Sayat-Nova perfected himself in the art of the ashugh (troubadours) until the age of 30. He learned melodies and different metrics. At the same time, he created poems, which he interpreted during popular gatherings. It is likely that he traveled through the Near East and visited Persia, India, and the Ottoman Empire. He later was acknowledged as a poet-singer and baptized with the name of Sayat-Nova (from Persian, meaning “hunter of songs”).

The monument to Sayat Nova in central Yerevan.
Sayat Nova wrote in three languages: Armenian, Georgian, and (Azerbaijani) Turkish. More than 230 of his poems have reached us, which were collected in manuscript books that he wrote by his own hand or that his son Ohan compiled and copied, in various collections of folklore, or remained in the memory of the people and were gradually written down and published.

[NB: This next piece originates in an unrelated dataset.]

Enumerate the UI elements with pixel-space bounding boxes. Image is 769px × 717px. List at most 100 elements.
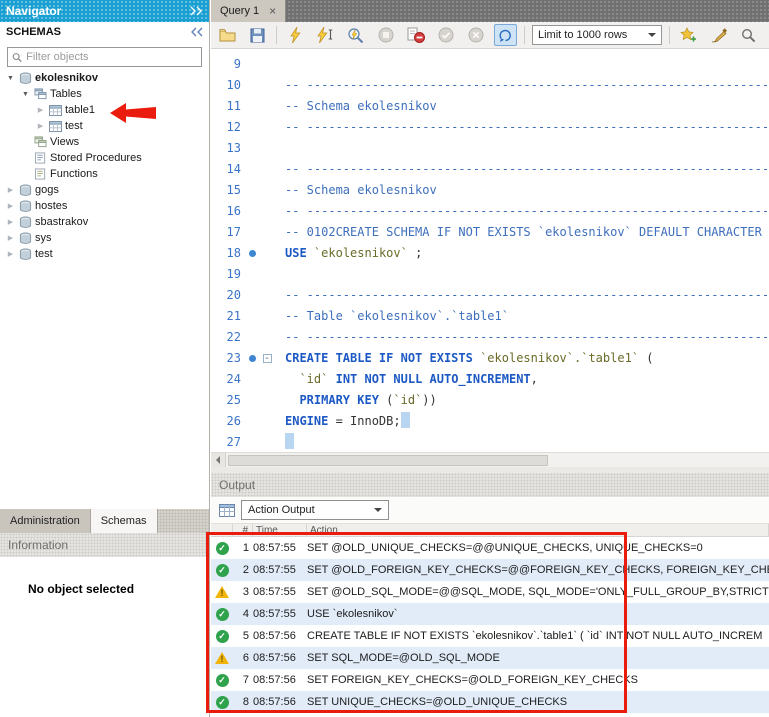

The earliest poem is dated 1742, even though there may be earlier compositions. The last poem was the famous “The World is a Window...” («Աշխարըս մե փանջարա է...»), written in April 1759. Sayat-Nova was the first who created and sang Georgian poems using the motifs of Persian poetry. This innovation was well received and he was appointed musician in the court of King Irakli II of Kakheti (one of the Georgian kingdoms). For some ten years the poet was in the court and produced some of his best works in this period. His poems spoke of justice and nobility, condemned deceit and villainy, and social and moral flaws. His love poetry expressed the most delicate and sacred feelings with images that were unusual.

His life was not peaceful. There were conspiracies against him and he was expelled from the palace at least twice, in 1753 and 1759. The last one was the final, and his life as poet, composer, and musician ended there, at the age of 37. He would still live for more than three decades.

In 1759 Irakli II forced him to become a priest, with the name of Der Stepanos, and he was sent to the port of Enzeli (Persia), on the southern shore of the Caspian Sea. He “repented” here and copied the poem Book of Lamentations, by Gregory of Narek, in 1760. In 1766 he was a priest in the small town of Kakhi, on the road from Zakatala to Shamakhi, where he copied another manuscript, a compilation of biblical fragments. Both manuscripts are kept today in the Matenadaran of Yerevan.

Sayat-Nova’s wife, Marmar, passed away in 1768 and left four small children (Hovhannes or Ohan, Melkiset, Sarah, and Mariam). In 1768 or 1769 Der Stepanos, the former Sayat-Nova, moved to Tiflis, where he served in the prelacy of the congregation of Haghbat, which had settled in the Georgian city. In 1778, when the monastery of Haghbat was rebuilt, he was designated sacristan of the church of Surp Nshan. He returned to Tiflis with the congregation later, probably in 1784.

On September 22, 1795, during the Afghan invasion of Georgia, led by Agha-Mahmad Kajar, Sayat-Nova was killed when he refused to renege his religion. He was buried in the courtyard of the church of Surp Kevork. There, by initiative of poet Hovhannes Tumanian, the memory of Sayat-Nova has been observed since 1914 every May with popular festivities.